Some say the social media world in Birmingham is a clique.  Well, I have to say it’s a very easy clique to break into.  I don’t know where else a newbie like me would have been allowed to get away with quite so much.

So, one of the categories I’ve been filing blog posts under is “the ramblings of a novice interwebs adventurer“.  As we know, my newbie days were not very long ago.  But what I also know, is that if I met someone with that list I would not think them a newbie.  So I’ve decided it’s time for a new category.  I’m thinking “the further adventures of an interwebs adventurer

So what next, I do want to start embedding this into our work more.  Our website is coming along, but we need to be having conversations with our stakeholders through the internet.  Meanwhile, thanks for reading my first term report.  I look forward to stumblin’ over you in the ether sometime soon…

My daughter is 9 next week.  I want her to be 9.  I work hard to keep the child in her alive and defer her teenage years until she is at least, oh I don’t know, let’s say thirteen.  So that can’t be so hard?

You’d hope not, but this is a great example of the kind of thing which sets me off: ‘Boob-Job piggy bank’.  I was going to link to the original site, but don’t want to give them the pleasure of the page views…  Thanks to Karmadillo for sending that one through.

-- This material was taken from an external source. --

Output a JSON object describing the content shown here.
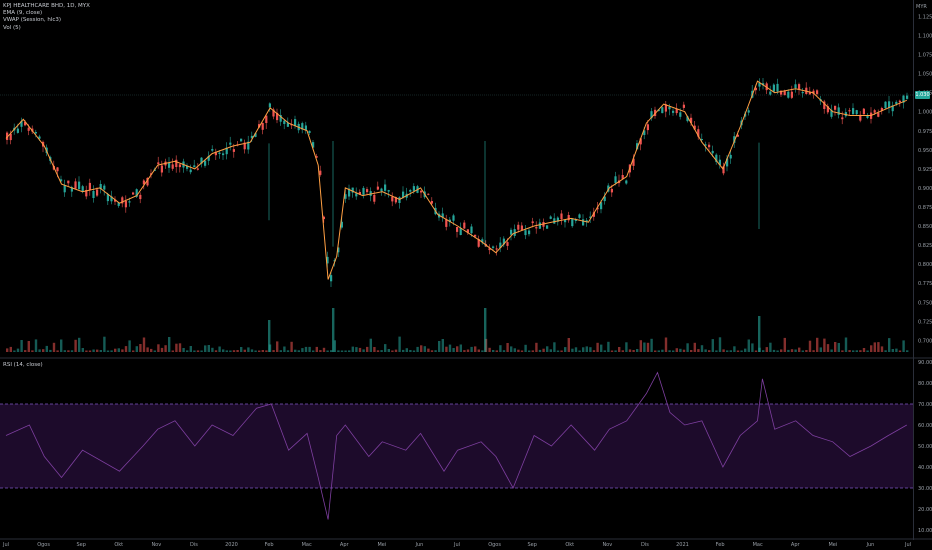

Why ever would you present that as a purchase for a child?  Or frankly an adult, but that’s a whole different blog post.

This article gives some good clues; Kids Today are growing up way too fast.  “Marketeers call them “tweens”: kids between eight and 12, midway between childhood and adolescence. But tweens are becoming more like teens, leaning more and more toward teen styles, teen attitudes and teen behavior at its most troubling” 

And the striking findings reported in that article place a large part of the solution firmly at my door:  “Kids are on their own, goes the premise”.  Parental absence (they suggest through parents working long hours without reference to full time absenteeism) is a major factor in this.  

Phew, so glad I work for an organisation that gets it: one which allows me to reduce my working hours and do them flexibly, so I can pick her up from school and take her to her activities – or just flop in front of a film together.

So ironic though, that I should be the one sitting at home alone, with no real plans for the day whilst I write this.  An absent child… My daughter, out all day acting her heart out with a bunch of creative tweens.  Her peers are where, why “up town” of course indulging in the “fad-crazed marketplace” of the greedy marketeers.